The value of the integral of $\sqrt {{x^2} - {a^2}}$ with respect to $x$ is given as $\int {\sqrt {{x^2} - {a^2}} } dx = \dfrac{x}{2}\sqrt {{x^2} - {a^2}} - \dfrac{{{a^2}}}{2}\log \left| {x + \sqrt {{x^2} - {a^2}} } \right| + C$ , where $C$ is a constant of integration.

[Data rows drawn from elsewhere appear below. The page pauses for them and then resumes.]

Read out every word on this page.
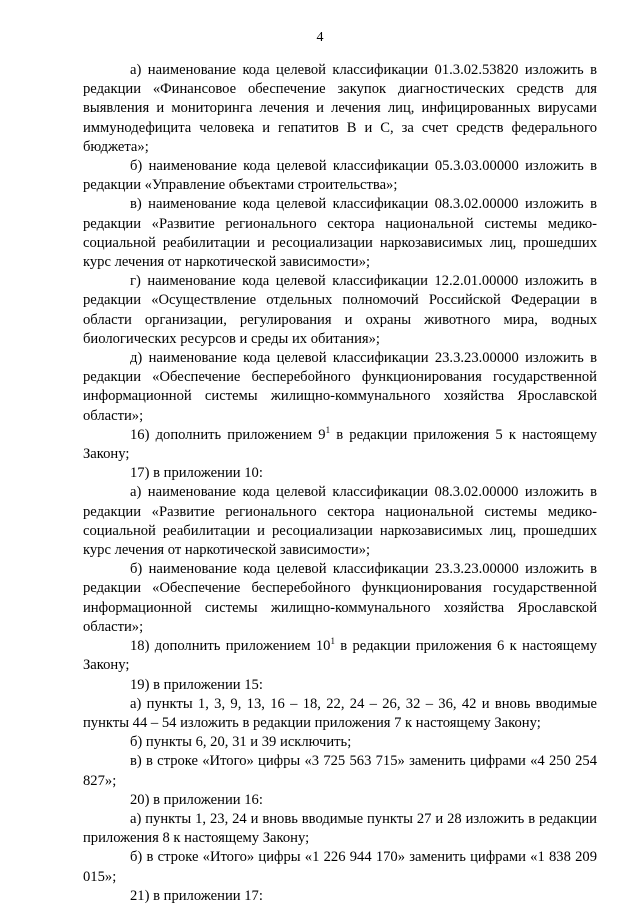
4

а) наименование кода целевой классификации 01.3.02.53820 изложить в редакции «Финансовое обеспечение закупок диагностических средств для выявления и мониторинга лечения и лечения лиц, инфицированных вирусами иммунодефицита человека и гепатитов B и C, за счет средств федерального бюджета»;

б) наименование кода целевой классификации 05.3.03.00000 изложить в редакции «Управление объектами строительства»;

в) наименование кода целевой классификации 08.3.02.00000 изложить в редакции «Развитие регионального сектора национальной системы медико-социальной реабилитации и ресоциализации наркозависимых лиц, прошедших курс лечения от наркотической зависимости»;

г) наименование кода целевой классификации 12.2.01.00000 изложить в редакции «Осуществление отдельных полномочий Российской Федерации в области организации, регулирования и охраны животного мира, водных биологических ресурсов и среды их обитания»;

д) наименование кода целевой классификации 23.3.23.00000 изложить в редакции «Обеспечение бесперебойного функционирования государственной информационной системы жилищно-коммунального хозяйства Ярославской области»;

16) дополнить приложением $9^1$ в редакции приложения 5 к настоящему Закону;

17) в приложении 10:

а) наименование кода целевой классификации 08.3.02.00000 изложить в редакции «Развитие регионального сектора национальной системы медико-социальной реабилитации и ресоциализации наркозависимых лиц, прошедших курс лечения от наркотической зависимости»;

б) наименование кода целевой классификации 23.3.23.00000 изложить в редакции «Обеспечение бесперебойного функционирования государственной информационной системы жилищно-коммунального хозяйства Ярославской области»;

18) дополнить приложением $10^1$ в редакции приложения 6 к настоящему Закону;

19) в приложении 15:

а) пункты 1, 3, 9, 13, 16 – 18, 22, 24 – 26, 32 – 36, 42 и вновь вводимые пункты 44 – 54 изложить в редакции приложения 7 к настоящему Закону;

б) пункты 6, 20, 31 и 39 исключить;

в) в строке «Итого» цифры «3 725 563 715» заменить цифрами «4 250 254 827»;

20) в приложении 16:

а) пункты 1, 23, 24 и вновь вводимые пункты 27 и 28 изложить в редакции приложения 8 к настоящему Закону;

б) в строке «Итого» цифры «1 226 944 170» заменить цифрами «1 838 209 015»;

21) в приложении 17:
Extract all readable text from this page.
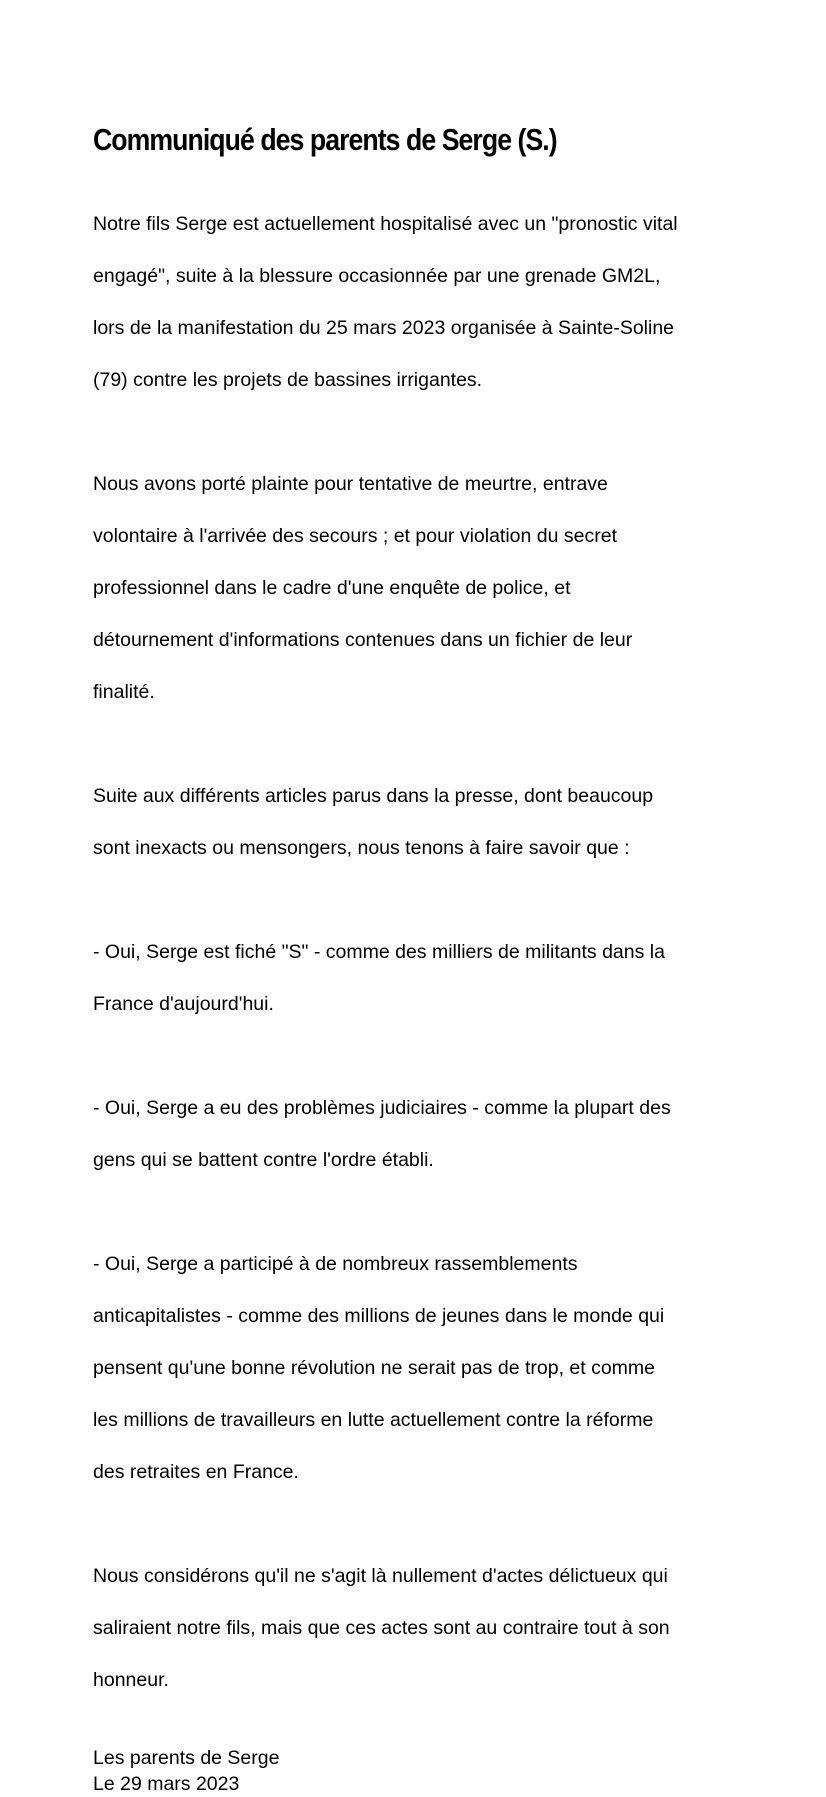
Communiqué des parents de Serge (S.)

Notre fils Serge est actuellement hospitalisé avec un "pronostic vital

engagé", suite à la blessure occasionnée par une grenade GM2L,

lors de la manifestation du 25 mars 2023 organisée à Sainte-Soline

(79) contre les projets de bassines irrigantes.

Nous avons porté plainte pour tentative de meurtre, entrave

volontaire à l'arrivée des secours ; et pour violation du secret

professionnel dans le cadre d'une enquête de police, et

détournement d'informations contenues dans un fichier de leur

finalité.

Suite aux différents articles parus dans la presse, dont beaucoup

sont inexacts ou mensongers, nous tenons à faire savoir que :

- Oui, Serge est fiché "S" - comme des milliers de militants dans la

France d'aujourd'hui.

- Oui, Serge a eu des problèmes judiciaires - comme la plupart des

gens qui se battent contre l'ordre établi.

- Oui, Serge a participé à de nombreux rassemblements

anticapitalistes - comme des millions de jeunes dans le monde qui

pensent qu'une bonne révolution ne serait pas de trop, et comme

les millions de travailleurs en lutte actuellement contre la réforme

des retraites en France.

Nous considérons qu'il ne s'agit là nullement d'actes délictueux qui

saliraient notre fils, mais que ces actes sont au contraire tout à son

honneur.

Les parents de Serge
Le 29 mars 2023
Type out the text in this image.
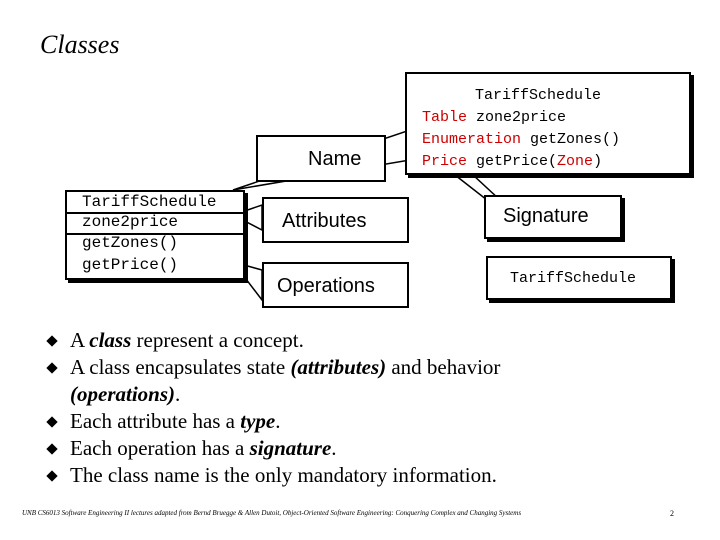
Classes
TariffSchedule
zone2price
getZones()
getPrice()
Name
Attributes
Operations
TariffSchedule
Table zone2price
Enumeration getZones()
Price getPrice(Zone)
Signature
TariffSchedule
A class represent a concept.
A class encapsulates state (attributes) and behavior
(operations).
Each attribute has a type.
Each operation has a signature.
The class name is the only mandatory information.
UNB CS6013 Software Engineering II lectures adapted from Bernd Bruegge & Allen Dutoit, Object-Oriented Software Engineering: Conquering Complex and Changing Systems	2
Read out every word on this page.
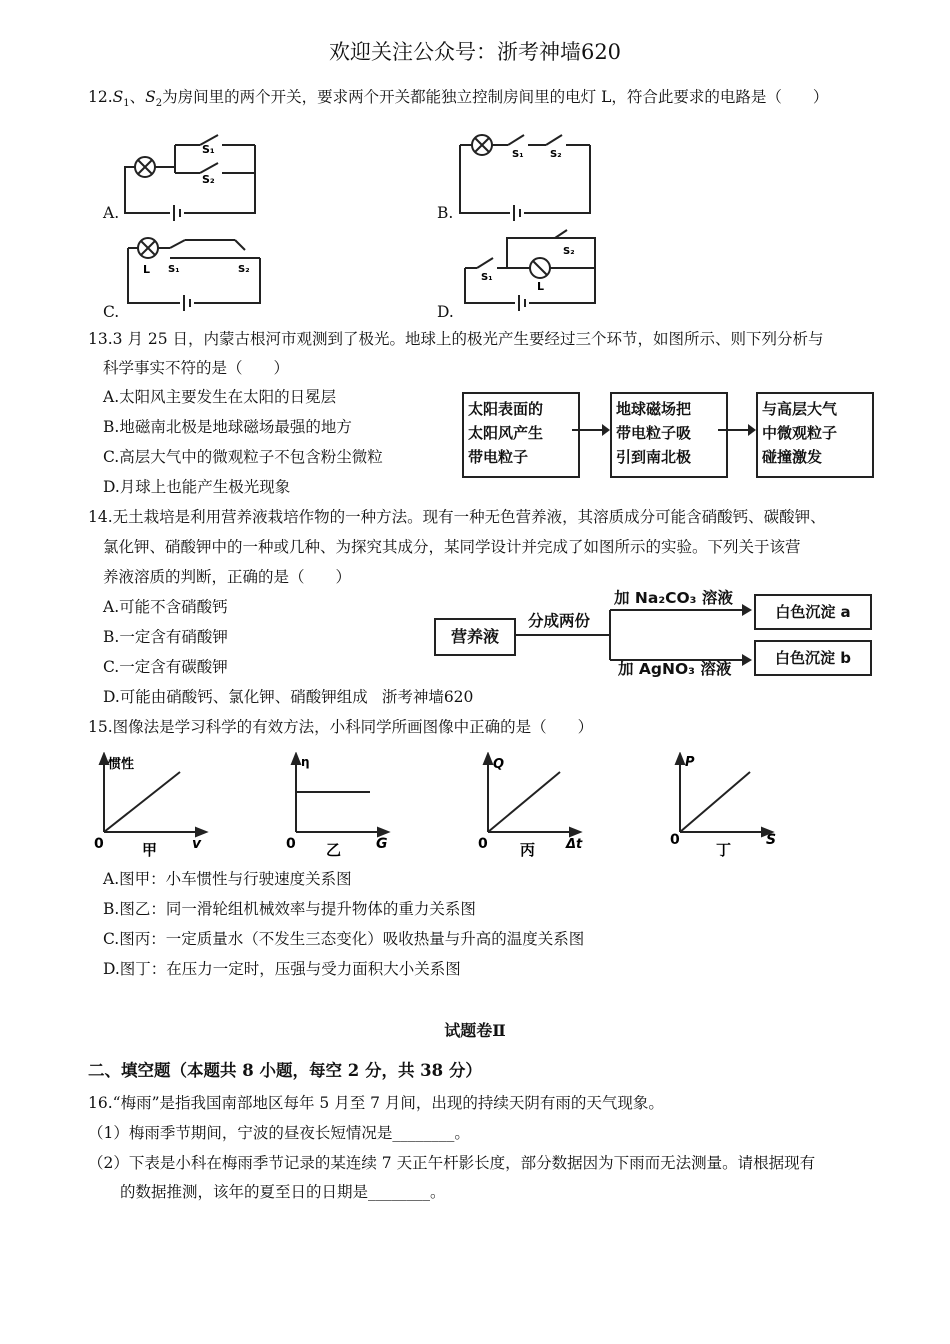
欢迎关注公众号：浙考神墙620
$12.S_1$、$S_2$为房间里的两个开关，要求两个开关都能独立控制房间里的电灯 L，符合此要求的电路是（　　）
S₁
S₂
A.
S₁	S₂
B.
L S₁	S₂
C.
S₁
S₂
L
D.
13.3 月 25 日，内蒙古根河市观测到了极光。地球上的极光产生要经过三个环节，如图所示、则下列分析与
科学事实不符的是（　　）
A.太阳风主要发生在太阳的日冕层
B.地磁南北极是地球磁场最强的地方
C.高层大气中的微观粒子不包含粉尘微粒
D.月球上也能产生极光现象
太阳表面的
太阳风产生
带电粒子
地球磁场把
带电粒子吸
引到南北极
与高层大气
中微观粒子
碰撞激发
14.无土栽培是利用营养液栽培作物的一种方法。现有一种无色营养液，其溶质成分可能含硝酸钙、碳酸钾、
氯化钾、硝酸钾中的一种或几种、为探究其成分，某同学设计并完成了如图所示的实验。下列关于该营
养液溶质的判断，正确的是（　　）
A.可能不含硝酸钙
B.一定含有硝酸钾
C.一定含有碳酸钾
D.可能由硝酸钙、氯化钾、硝酸钾组成 浙考神墙620
营养液
分成两份
加 Na₂CO₃ 溶液
加 AgNO₃ 溶液
白色沉淀 a
白色沉淀 b
15.图像法是学习科学的有效方法，小科同学所画图像中正确的是（　　）
惯性
0	v
甲
η
0	G
乙
Q
0	Δt
丙
P
0	S
丁
A.图甲：小车惯性与行驶速度关系图
B.图乙：同一滑轮组机械效率与提升物体的重力关系图
C.图丙：一定质量水（不发生三态变化）吸收热量与升高的温度关系图
D.图丁：在压力一定时，压强与受力面积大小关系图
试题卷Ⅱ
二、填空题（本题共 8 小题，每空 2 分，共 38 分）
16.“梅雨”是指我国南部地区每年 5 月至 7 月间，出现的持续天阴有雨的天气现象。
（1）梅雨季节期间，宁波的昼夜长短情况是________。
（2）下表是小科在梅雨季节记录的某连续 7 天正午杆影长度，部分数据因为下雨而无法测量。请根据现有
的数据推测，该年的夏至日的日期是________。
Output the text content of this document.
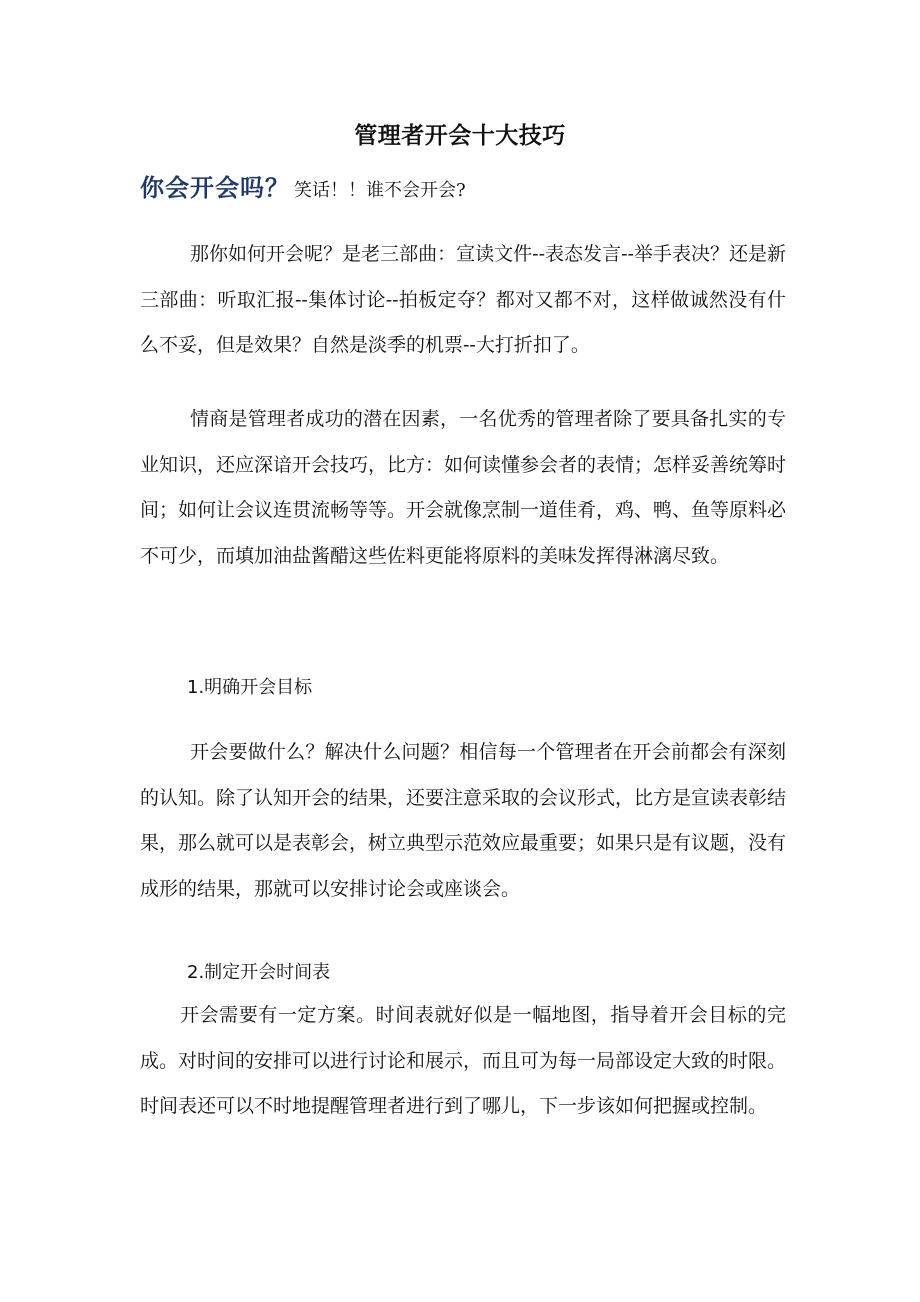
管理者开会十大技巧
你会开会吗？ 笑话！！谁不会开会?

那你如何开会呢？是老三部曲：宣读文件--表态发言--举手表决？还是新三部曲：听取汇报--集体讨论--拍板定夺？都对又都不对，这样做诚然没有什么不妥，但是效果？自然是淡季的机票--大打折扣了。

情商是管理者成功的潜在因素，一名优秀的管理者除了要具备扎实的专业知识，还应深谙开会技巧，比方：如何读懂参会者的表情；怎样妥善统筹时间；如何让会议连贯流畅等等。开会就像烹制一道佳肴，鸡、鸭、鱼等原料必不可少，而填加油盐酱醋这些佐料更能将原料的美味发挥得淋漓尽致。

1.明确开会目标

开会要做什么？解决什么问题？相信每一个管理者在开会前都会有深刻的认知。除了认知开会的结果，还要注意采取的会议形式，比方是宣读表彰结果，那么就可以是表彰会，树立典型示范效应最重要；如果只是有议题，没有成形的结果，那就可以安排讨论会或座谈会。

2.制定开会时间表

开会需要有一定方案。时间表就好似是一幅地图，指导着开会目标的完成。对时间的安排可以进行讨论和展示，而且可为每一局部设定大致的时限。时间表还可以不时地提醒管理者进行到了哪儿，下一步该如何把握或控制。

Substituting $x - 4$ for $x$ , and 3 for $a$ in the formula, we get
$\Rightarrow \int {\sqrt {{{\left( {x - 4} \right)}^2} - {3^2}} } dx = \dfrac{{\left( {x - 4} \right)}}{2}\sqrt {{{\left( {x - 4} \right)}^2} - {3^2}} - \dfrac{{{3^2}}}{2}\log \left| {\left( {x - 4} \right) + \sqrt {{{\left( {x - 4} \right)}^2} - {3^2}} } \right| + C$
Simplifying the expression, we get
$\begin{array}{l} \Rightarrow \int {\sqrt {{x^2} - 8x + 7} } dx = \dfrac{{x - 4}}{2}\sqrt {{x^2} - 8x + 7} - \dfrac{9}{2}\log \left| {x - 4 + \sqrt {{x^2} - 8x + 7} } \right| + C\\\ \Rightarrow \int {\sqrt {{x^2} - 8x + 7} } dx = \dfrac{x}{2}\sqrt {{x^2} - 8x + 7} - \dfrac{4}{2}\sqrt {{x^2} - 8x + 7} - \dfrac{9}{2}\log \left| {x - 4 + \sqrt {{x^2} - 8x + 7} } \right| + C\\\ \Rightarrow \int {\sqrt {{x^2} - 8x + 7} } dx = \dfrac{x}{2}\sqrt {{x^2} - 8x + 7} - 2\sqrt {{x^2} - 8x + 7} - \dfrac{9}{2}\log \left| {x - 4 + \sqrt {{x^2} - 8x + 7} } \right| + C\end{array}$
Therefore, the value of the integral $\int {\sqrt {{x^2} - 8x + 7} } dx$ is $\dfrac{x}{2}\sqrt {{x^2} - 8x + 7} - 2\sqrt {{x^2} - 8x + 7} - \dfrac{9}{2}\log \left| {x - 4 + \sqrt {{x^2} - 8x + 7} } \right| + C$ .

Note:
To complete the square, we added and subtracted the half of the coefficient of $x$ . This is to be done only if the coefficient of ${x^2}$ is 1. If the coefficient of ${x^2}$ is not 1, divide the expression such that the coefficient of ${x^2}$ is 1. Then, add and subtract the half of the coefficient of $x$ . The number used to divide is a constant and can be taken outside the integral.